Tensions were exacerbated in the territory of 320,000 people earlier this year by a water shortage, as well as attempts to restrict citizenship rights.

“For the toll, it’s going to be complicated, because Mayotte is a Muslim land where the dead are buried within 24 hours,” a French Ministry of Interior official said.

Earlier, acting Interior Minister Bruno Retailleau said Chido left a “dramatic” trail of destruction.

“It will take several days” to establish the death toll, but “we fear that it is heavy”, he said as he left a government crisis meeting chaired by Bayrou.

Retailleau will travel to Mayotte on Monday, his office said.

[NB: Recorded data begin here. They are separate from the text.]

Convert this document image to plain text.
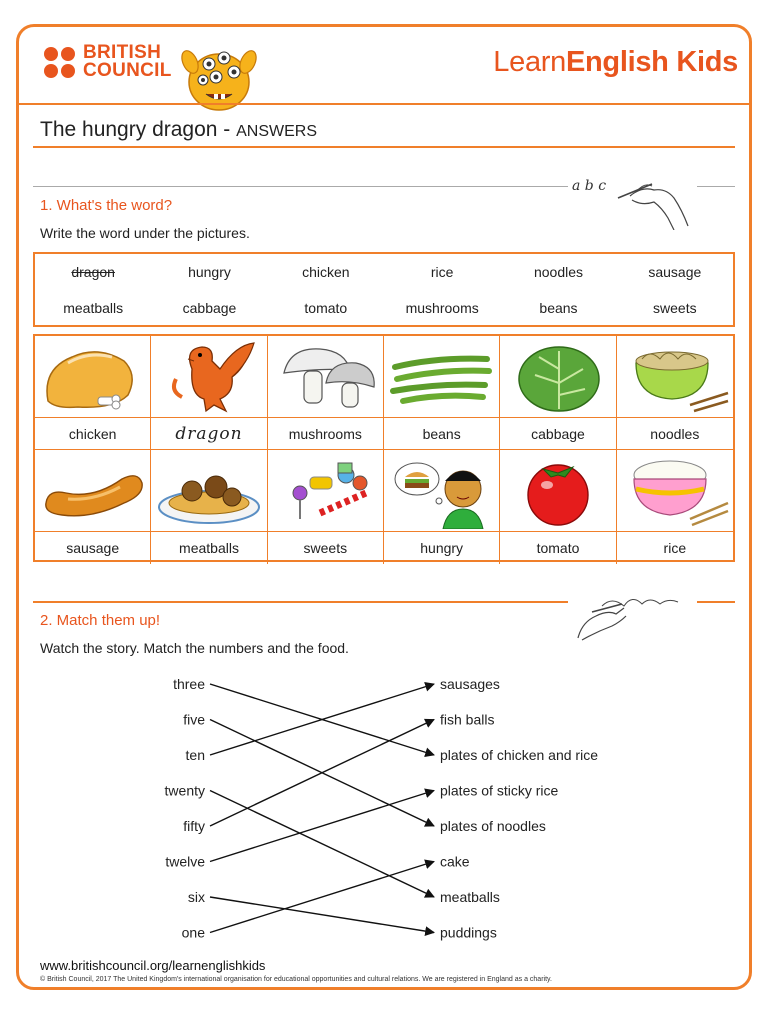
BRITISH
COUNCIL	LearnEnglish Kids
The hungry dragon - ANSWERS
a b c
1. What's the word?
Write the word under the pictures.
dragon	hungry	chicken	rice	noodles	sausage
meatballs	cabbage	tomato	mushrooms	beans	sweets
chicken	dragon	mushrooms	beans	cabbage	noodles
sausage	meatballs	sweets	hungry	tomato	rice
2. Match them up!
Watch the story. Match the numbers and the food.
three
five
ten
twenty
fifty
twelve
six
one
sausages
fish balls
plates of chicken and rice
plates of sticky rice
plates of noodles
cake
meatballs
puddings
www.britishcouncil.org/learnenglishkids
© British Council, 2017 The United Kingdom's international organisation for educational opportunities and cultural relations. We are registered in England as a charity.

Thani Mohamed-Soilihi, the junior minister for Francophonie and international partnerships who was born in Mayotte, has not heard from his family or friends on the islands in the aftermath of the cyclone, Bayrou and Retailleau said.


The cyclone had put the region on high alert as it closed in on the African mainland, packing gusts of at least 226km/h (140mph).

The storm also hit the nearby Comoro Islands, causing flooding and damaging homes.

Acting Transport Minister Francois Durovray said on X that Petite-Terre’s Pamandzi airport had “suffered major damage”.

Chido is the latest in a string of storms worldwide to be fuelled by climate change, according to experts.

The “exceptional” cyclone was supercharged by particularly warm Indian Ocean waters, meteorologist Francois Gourand of France’s Meteo France weather service told the AFP news agency.

The United Nations Office for the Coordination of Humanitarian Affairs (OCHA) said on Friday it was similar in strength to cyclones Gombe in 2022 and Freddy in 2023, which killed more than 60 people and at least 86 in Mozambique, respectively.

It warned that some 1.7 million people were in danger, and said the remnants of the cyclone could also dump “significant rainfall” on neighbouring Malawi through Monday, potentially triggering flash floods.

Zimbabwe and Zambia were also likely to see heavy rains, it added.